La condamnation définitive est tombée pour l'homme accusé d'avoir inoculé le virus du sida à 16 patients.

En première instance, le «guérisseur» avait écopé d'une peine de 12 ans et neuf mois de prison.

En première instance, le «guérisseur» avait écopé d'une peine de 12 ans et neuf mois de prison.

Archives, Keystone

Le «guérisseur» bernois qui avait inoculé intentionnellement le virus du sida à 16 personnes écope définitivement d'une peine de 15 ans de prison. Le Tribunal fédéral (TF) a confirmé sa condamnation pour lésions corporelles graves.

Cet ancien professeur de musique, âgé de 56 ans, s'était procuré du sang contaminé. Il l'avait inoculé à ses victimes lors de prétendues séances d'acupuncture et de méditation. Les faits s'étaient déroulés entre 2001 et 2005.

Sang contaminé

Des analyses de laboratoire avaient montré que le virus qui a infecté les victimes provient de la même souche. Le mystère subsiste sur la manière dont ce «guérisseur» autoproclamé s'est procuré le sang contaminé. Ses motivations restent également obscures.

Dans son arrêt, le TF conclut que le quinquagénaire s'est bien rendu coupable de lésions corporelles graves. Il confirme sur ce point la condamnation de la Cour suprême du canton de Berne.

Le TF rappelle qu'en 2013, il avait modifié sa jurisprudence. Il avait jugé qu'actuellement, compte tenu des possibilités de traitement médical, une infection au VIH ne met plus la vie en danger et ne constitue pas en règle générale une lésion corporelle grave, sous réserve des cas où la contamination par le virus a été volontaire.

Espérance de vie raccourcie

En l'espèce, les preuves matérielles permettent de qualifier de lésions corporelles graves les actes commis par le «guérisseur». Il ressort du rapport de l'expertise médicale qu'une contamination par le virus du sida constitue encore aujourd'hui un fardeau physique et psychique très pesant pour les personnes concernées.

La maladie demeure lourdement stigmatisante et la thérapie antivirale doit être prise à vie. Des effets secondaires à long terme sont envisageables même avec les médicaments actuels, relève le TF.

Les personnes infectées par le virus dans les années 2001 à 2005 ont une espérance de vie nettement raccourcie, de plusieurs années. Selon les explications données par un expert, toutes les personnes lésées par le «guérisseur» subissent ces conséquences de manière comparable.

Indemnisation à revoir

S'il confirme le verdict de la Cour suprême du canton de Berne pour ce qui concerne la condamnation à quinze ans de prison, le TF juge que la cour cantonale devra revoir sa décision quant à l'indemnisation du tort moral alloué aux victimes.

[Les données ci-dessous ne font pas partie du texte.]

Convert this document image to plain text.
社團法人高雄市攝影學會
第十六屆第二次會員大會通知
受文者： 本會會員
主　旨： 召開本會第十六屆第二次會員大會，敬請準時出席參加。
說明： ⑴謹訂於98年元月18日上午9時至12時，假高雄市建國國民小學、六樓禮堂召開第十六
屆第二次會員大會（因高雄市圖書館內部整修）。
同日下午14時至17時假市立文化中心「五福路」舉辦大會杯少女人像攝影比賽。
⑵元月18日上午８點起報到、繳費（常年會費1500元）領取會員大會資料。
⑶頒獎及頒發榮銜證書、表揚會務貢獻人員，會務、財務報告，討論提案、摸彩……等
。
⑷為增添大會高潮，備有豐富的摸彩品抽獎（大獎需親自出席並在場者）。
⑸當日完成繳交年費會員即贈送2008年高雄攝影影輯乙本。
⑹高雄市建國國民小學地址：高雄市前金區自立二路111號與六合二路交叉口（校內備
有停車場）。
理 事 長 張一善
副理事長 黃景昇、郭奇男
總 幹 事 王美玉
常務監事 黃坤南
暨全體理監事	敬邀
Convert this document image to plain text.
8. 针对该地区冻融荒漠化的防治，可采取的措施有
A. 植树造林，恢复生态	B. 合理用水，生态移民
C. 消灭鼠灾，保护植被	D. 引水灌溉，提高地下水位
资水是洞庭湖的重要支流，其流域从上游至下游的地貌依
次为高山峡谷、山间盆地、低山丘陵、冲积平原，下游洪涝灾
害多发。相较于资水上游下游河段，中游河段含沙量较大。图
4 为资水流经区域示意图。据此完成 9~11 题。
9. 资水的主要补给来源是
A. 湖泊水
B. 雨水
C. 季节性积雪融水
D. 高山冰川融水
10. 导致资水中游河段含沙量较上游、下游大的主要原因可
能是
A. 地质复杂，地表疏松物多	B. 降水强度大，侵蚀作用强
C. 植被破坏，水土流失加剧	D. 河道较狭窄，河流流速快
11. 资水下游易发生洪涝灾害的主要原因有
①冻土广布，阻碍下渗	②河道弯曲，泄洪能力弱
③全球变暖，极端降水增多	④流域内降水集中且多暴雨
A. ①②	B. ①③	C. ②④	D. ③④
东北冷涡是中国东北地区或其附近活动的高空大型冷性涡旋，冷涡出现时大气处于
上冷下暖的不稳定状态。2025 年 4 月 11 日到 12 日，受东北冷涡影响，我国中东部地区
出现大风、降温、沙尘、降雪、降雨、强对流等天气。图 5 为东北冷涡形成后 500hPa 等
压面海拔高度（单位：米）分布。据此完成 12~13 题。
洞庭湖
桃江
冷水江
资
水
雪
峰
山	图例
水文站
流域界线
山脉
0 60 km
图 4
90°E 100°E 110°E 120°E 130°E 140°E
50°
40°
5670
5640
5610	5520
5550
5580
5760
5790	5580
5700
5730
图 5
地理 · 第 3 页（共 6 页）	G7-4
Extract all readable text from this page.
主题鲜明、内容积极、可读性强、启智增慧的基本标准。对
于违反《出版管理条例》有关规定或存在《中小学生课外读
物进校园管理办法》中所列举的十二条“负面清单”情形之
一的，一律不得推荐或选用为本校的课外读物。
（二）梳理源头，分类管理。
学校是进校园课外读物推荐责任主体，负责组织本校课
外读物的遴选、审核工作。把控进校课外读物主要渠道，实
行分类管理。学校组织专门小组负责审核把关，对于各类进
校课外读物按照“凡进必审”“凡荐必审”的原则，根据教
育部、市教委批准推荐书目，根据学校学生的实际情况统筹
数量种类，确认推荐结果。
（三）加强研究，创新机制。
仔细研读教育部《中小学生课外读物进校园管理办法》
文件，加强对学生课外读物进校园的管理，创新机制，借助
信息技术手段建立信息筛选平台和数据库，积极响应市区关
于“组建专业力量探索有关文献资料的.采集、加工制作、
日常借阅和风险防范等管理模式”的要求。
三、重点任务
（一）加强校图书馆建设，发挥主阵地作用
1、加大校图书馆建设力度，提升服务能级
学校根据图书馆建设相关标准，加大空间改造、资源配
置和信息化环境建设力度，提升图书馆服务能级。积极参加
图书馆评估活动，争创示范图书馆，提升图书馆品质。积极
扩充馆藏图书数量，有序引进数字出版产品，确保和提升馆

Selon les juges fédéraux, la motivation du jugement cantonal, qui avait condamné le «guérisseur» à verser 100'000 francs d'indemnité à chacune de ses victimes, est incomplète. Elle ne tient pas suffisamment compte des différences de situations.

En première instance, le «guérisseur» avait écopé d'une peine de 12 ans et neuf mois de prison. Sur recours, la Cour suprême avait alourdi la sanction et prononcé une condamnation à quinze ans de prison, devenue définitive.